In French, Thanksgiving is “the action of grace”. I’ve never really thought much about that expression until this year, but I like thinking about thanks as an action and about gratitude being part of grace. I discover so much about my world and life beliefs in parenting – the great nuggets of wisdom I bestow on my children that I hadn’t even thought about prior to an awkward question during a holiday dinner – like “life isn’t fair” or “we learn by practicing and making mistakes”. Grace is in the doing, even when it’s imperfect.
To me, gratitude is living in the present, celebrating small victories and hallmark moments. They may not last long, but when everything aligns it’s like the entire family takes a synchronized breath. We anticipated a lot of chaos over Thanksgiving, with super late bedtimes and car rides all over the place. But the kids rose above. They were well behaved, helped us get ready when we needed to go, and they took really good care of each other. So what could’ve led to catastrophe ended up shining a beautiful light on our little people. As they paired off to get dressed before leaving for family time, watching the bigs help the littles warmed my heart. When Griffin protected Sylvie from too-hot food, we were awestruck with his attention to his little sister. And watching the kids go on adventures with their cousins, whispering plans not appropriate for adult ears after turkey, I could only smile as they recreated my childhood, years later.
Our house is not clean. Our dog chews up toys, and the baby bonks her head from time to time as she learns to stand. The covers of our books are chewed and ripped, and the kids don’t always like dinner. Yet we are grateful not despite of but because of this proof of our daily existence as a family of seven.
We decorated for Christmas this past Sunday, as we have so many holidays adventures coming up we weren’t sure when we would do it otherwise. When Dave and I took a quiet minute in front of the tree after the kids went down, I mentioned how rare it is for us to get that these days. After a moment of reflection, he remembered having these moments, but how sad they felt with no one to share them with. And here we are, a few years later, our lives changed forever and for better in ways we could never have imagined.

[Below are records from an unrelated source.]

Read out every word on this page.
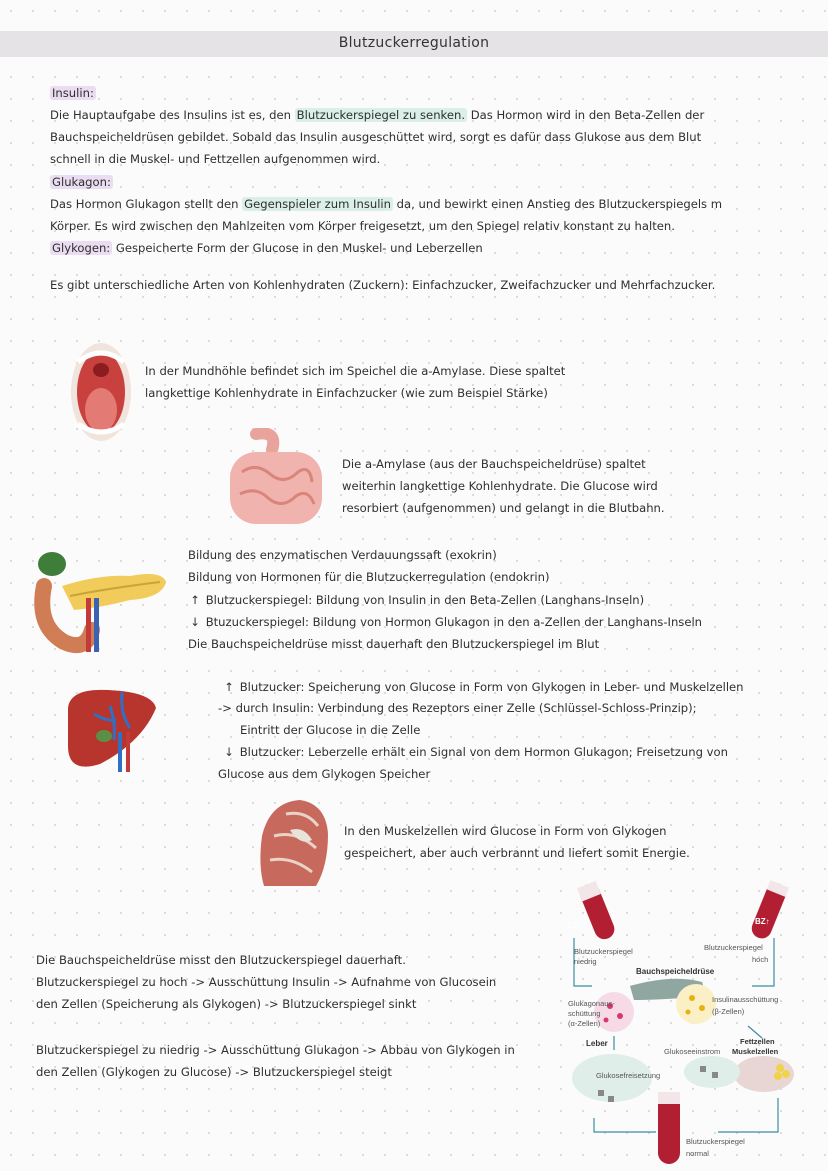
Blutzuckerregulation
Insulin:
Die Hauptaufgabe des Insulins ist es, den Blutzuckerspiegel zu senken. Das Hormon wird in den Beta-Zellen der
Bauchspeicheldrüsen gebildet. Sobald das Insulin ausgeschüttet wird, sorgt es dafür dass Glukose aus dem Blut
schnell in die Muskel- und Fettzellen aufgenommen wird.
Glukagon:
Das Hormon Glukagon stellt den Gegenspieler zum Insulin da, und bewirkt einen Anstieg des Blutzuckerspiegels m
Körper. Es wird zwischen den Mahlzeiten vom Körper freigesetzt, um den Spiegel relativ konstant zu halten.
Glykogen: Gespeicherte Form der Glucose in den Muskel- und Leberzellen
Es gibt unterschiedliche Arten von Kohlenhydraten (Zuckern): Einfachzucker, Zweifachzucker und Mehrfachzucker.
In der Mundhöhle befindet sich im Speichel die a-Amylase. Diese spaltet
langkettige Kohlenhydrate in Einfachzucker (wie zum Beispiel Stärke)
Die a-Amylase (aus der Bauchspeicheldrüse) spaltet
weiterhin langkettige Kohlenhydrate. Die Glucose wird
resorbiert (aufgenommen) und gelangt in die Blutbahn.
Bildung des enzymatischen Verdauungssaft (exokrin)
Bildung von Hormonen für die Blutzuckerregulation (endokrin)
↑ Blutzuckerspiegel: Bildung von Insulin in den Beta-Zellen (Langhans-Inseln)
↓ Btuzuckerspiegel: Bildung von Hormon Glukagon in den a-Zellen der Langhans-Inseln
Die Bauchspeicheldrüse misst dauerhaft den Blutzuckerspiegel im Blut
↑ Blutzucker: Speicherung von Glucose in Form von Glykogen in Leber- und Muskelzellen
-> durch Insulin: Verbindung des Rezeptors einer Zelle (Schlüssel-Schloss-Prinzip);
Eintritt der Glucose in die Zelle
↓ Blutzucker: Leberzelle erhält ein Signal von dem Hormon Glukagon; Freisetzung von
Glucose aus dem Glykogen Speicher
In den Muskelzellen wird Glucose in Form von Glykogen
gespeichert, aber auch verbrannt und liefert somit Energie.
Die Bauchspeicheldrüse misst den Blutzuckerspiegel dauerhaft.
Blutzuckerspiegel zu hoch -> Ausschüttung Insulin -> Aufnahme von Glucosein
den Zellen (Speicherung als Glykogen) -> Blutzuckerspiegel sinkt
Blutzuckerspiegel zu niedrig -> Ausschüttung Glukagon -> Abbau von Glykogen in
den Zellen (Glykogen zu Glucose) -> Blutzuckerspiegel steigt
BZ↓
Blutzuckerspiegel
niedrig
BZ↑
Blutzuckerspiegel
hoch
Bauchspeicheldrüse
Glukagonaus-
schüttung
(α-Zellen)
Insulinausschüttung
(β-Zellen)
Leber
Glukosefreisetzung
Fettzellen
Muskelzellen
Glukoseeinstrom
Blutzuckerspiegel
normal
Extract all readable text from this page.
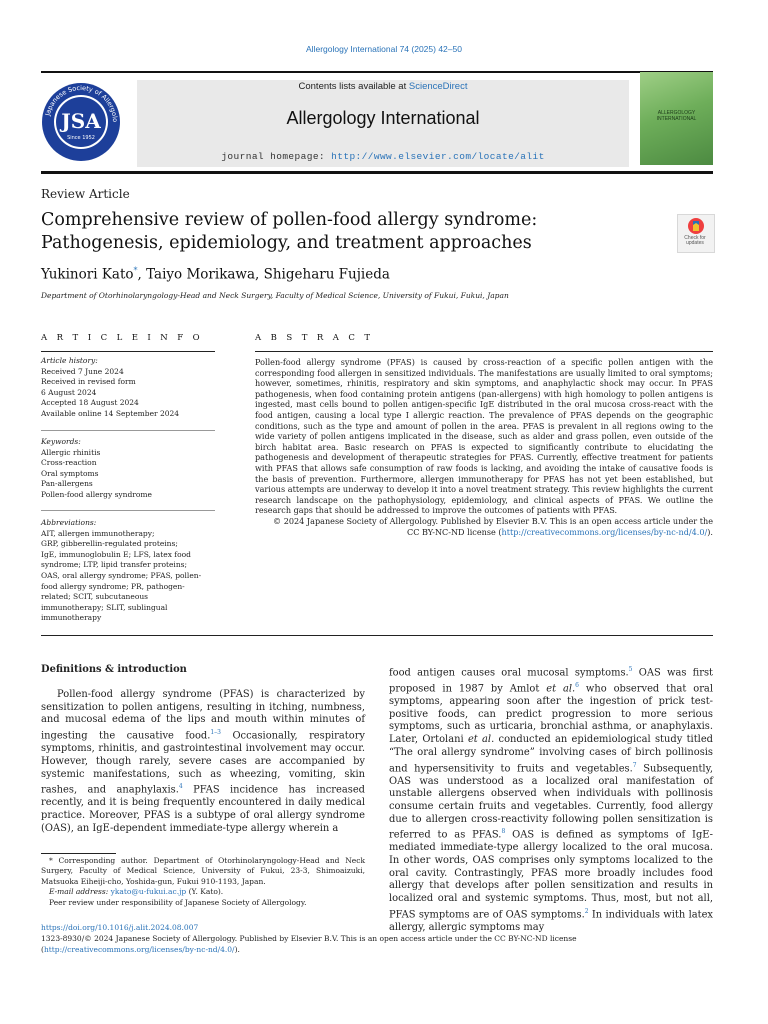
Allergology International 74 (2025) 42–50
JSA
Since 1952
Japanese Society of Allergolo
Contents lists available at ScienceDirect
Allergology International
journal homepage: http://www.elsevier.com/locate/alit
ALLERGOLOGY INTERNATIONAL
Review Article
Comprehensive review of pollen-food allergy syndrome:
Pathogenesis, epidemiology, and treatment approaches	Check for updates
Yukinori Kato*, Taiyo Morikawa, Shigeharu Fujieda
Department of Otorhinolaryngology-Head and Neck Surgery, Faculty of Medical Science, University of Fukui, Fukui, Japan
A R T I C L E I N F O
Article history:
Received 7 June 2024
Received in revised form
6 August 2024
Accepted 18 August 2024
Available online 14 September 2024
Keywords:
Allergic rhinitis
Cross-reaction
Oral symptoms
Pan-allergens
Pollen-food allergy syndrome
Abbreviations:
AIT, allergen immunotherapy;
GRP, gibberellin-regulated proteins;
IgE, immunoglobulin E; LFS, latex food
syndrome; LTP, lipid transfer proteins;
OAS, oral allergy syndrome; PFAS, pollen-
food allergy syndrome; PR, pathogen-
related; SCIT, subcutaneous
immunotherapy; SLIT, sublingual
immunotherapy
A B S T R A C T

Pollen-food allergy syndrome (PFAS) is caused by cross-reaction of a specific pollen antigen with the corresponding food allergen in sensitized individuals. The manifestations are usually limited to oral symptoms; however, sometimes, rhinitis, respiratory and skin symptoms, and anaphylactic shock may occur. In PFAS pathogenesis, when food containing protein antigens (pan-allergens) with high homology to pollen antigens is ingested, mast cells bound to pollen antigen-specific IgE distributed in the oral mucosa cross-react with the food antigen, causing a local type I allergic reaction. The prevalence of PFAS depends on the geographic conditions, such as the type and amount of pollen in the area. PFAS is prevalent in all regions owing to the wide variety of pollen antigens implicated in the disease, such as alder and grass pollen, even outside of the birch habitat area. Basic research on PFAS is expected to significantly contribute to elucidating the pathogenesis and development of therapeutic strategies for PFAS. Currently, effective treatment for patients with PFAS that allows safe consumption of raw foods is lacking, and avoiding the intake of causative foods is the basis of prevention. Furthermore, allergen immunotherapy for PFAS has not yet been established, but various attempts are underway to develop it into a novel treatment strategy. This review highlights the current research landscape on the pathophysiology, epidemiology, and clinical aspects of PFAS. We outline the research gaps that should be addressed to improve the outcomes of patients with PFAS.

© 2024 Japanese Society of Allergology. Published by Elsevier B.V. This is an open access article under the
CC BY-NC-ND license (http://creativecommons.org/licenses/by-nc-nd/4.0/).

Definitions & introduction

Pollen-food allergy syndrome (PFAS) is characterized by sensitization to pollen antigens, resulting in itching, numbness, and mucosal edema of the lips and mouth within minutes of ingesting the causative food.$^{1-3}$ Occasionally, respiratory symptoms, rhinitis, and gastrointestinal involvement may occur. However, though rarely, severe cases are accompanied by systemic manifestations, such as wheezing, vomiting, skin rashes, and anaphylaxis.$^4$ PFAS incidence has increased recently, and it is being frequently encountered in daily medical practice. Moreover, PFAS is a subtype of oral allergy syndrome (OAS), an IgE-dependent immediate-type allergy wherein a

food antigen causes oral mucosal symptoms.$^5$ OAS was first proposed in 1987 by Amlot et al.$^6$ who observed that oral symptoms, appearing soon after the ingestion of prick test-positive foods, can predict progression to more serious symptoms, such as urticaria, bronchial asthma, or anaphylaxis. Later, Ortolani et al. conducted an epidemiological study titled “The oral allergy syndrome” involving cases of birch pollinosis and hypersensitivity to fruits and vegetables.$^7$ Subsequently, OAS was understood as a localized oral manifestation of unstable allergens observed when individuals with pollinosis consume certain fruits and vegetables. Currently, food allergy due to allergen cross-reactivity following pollen sensitization is referred to as PFAS.$^8$ OAS is defined as symptoms of IgE-mediated immediate-type allergy localized to the oral mucosa. In other words, OAS comprises only symptoms localized to the oral cavity. Contrastingly, PFAS more broadly includes food allergy that develops after pollen sensitization and results in localized oral and systemic symptoms. Thus, most, but not all, PFAS symptoms are of OAS symptoms.$^2$ In individuals with latex allergy, allergic symptoms may

* Corresponding author. Department of Otorhinolaryngology-Head and Neck Surgery, Faculty of Medical Science, University of Fukui, 23-3, Shimoaizuki, Matsuoka Eiheiji-cho, Yoshida-gun, Fukui 910-1193, Japan.

E-mail address: ykato@u-fukui.ac.jp (Y. Kato).

Peer review under responsibility of Japanese Society of Allergology.

https://doi.org/10.1016/j.alit.2024.08.007
1323-8930/© 2024 Japanese Society of Allergology. Published by Elsevier B.V. This is an open access article under the CC BY-NC-ND license (http://creativecommons.org/licenses/by-nc-nd/4.0/).
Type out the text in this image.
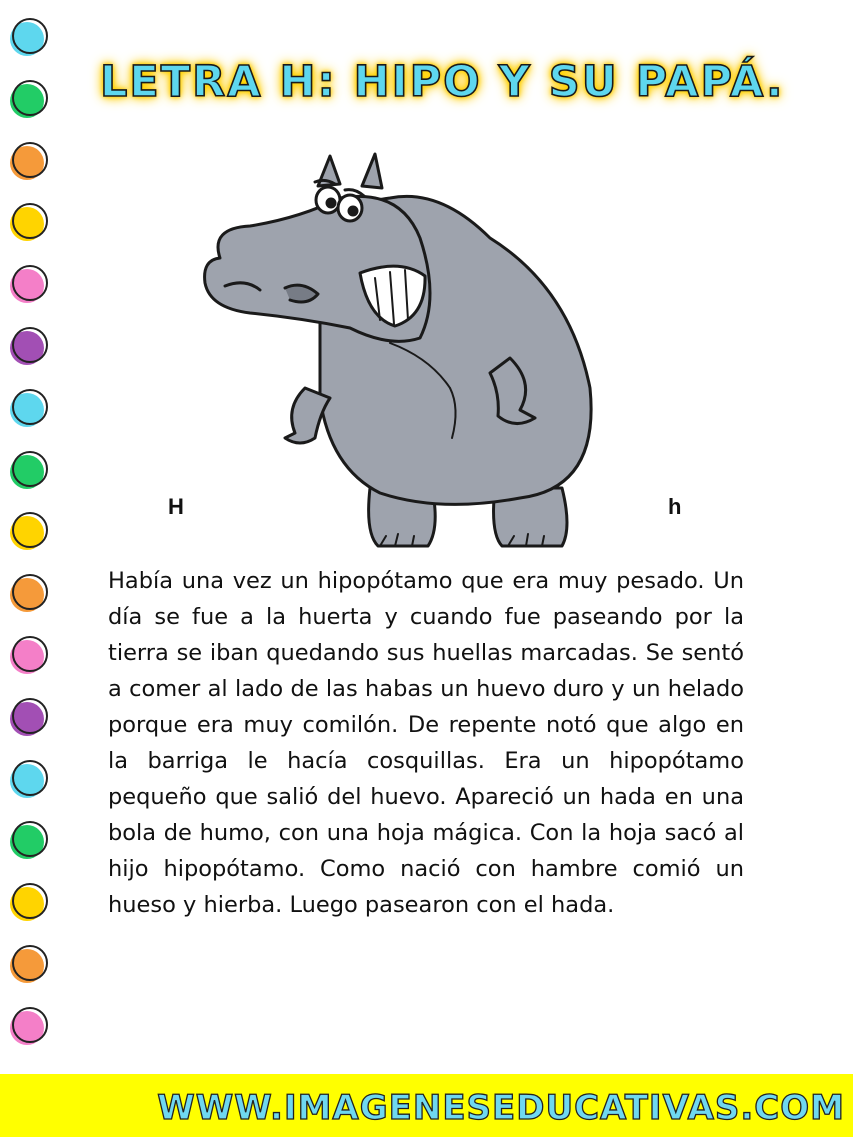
LETRA H: HIPO Y SU PAPÁ.
H	h

Había una vez un hipopótamo que era muy pesado. Un día se fue a la huerta y cuando fue paseando por la tierra se iban quedando sus huellas marcadas. Se sentó a comer al lado de las habas un huevo duro y un helado porque era muy comilón. De repente notó que algo en la barriga le hacía cosquillas. Era un hipopótamo pequeño que salió del huevo. Apareció un hada en una bola de humo, con una hoja mágica. Con la hoja sacó al hijo hipopótamo. Como nació con hambre comió un hueso y hierba. Luego pasearon con el hada.

WWW.IMAGENESEDUCATIVAS.COM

So our grace is in loving the wide, wild families who make up the many layers of family around here: blood, kin, friends, chosen. We are all imperfect, and yet somehow this gorgeous hodgepodge makes more sense than anything else I’ve experienced. So as we eat the holiday leftovers and catch up on laundry and homework, I’m watching, absorbing the wonder. And I’ll try to hold onto this gratitude as we shoot into December.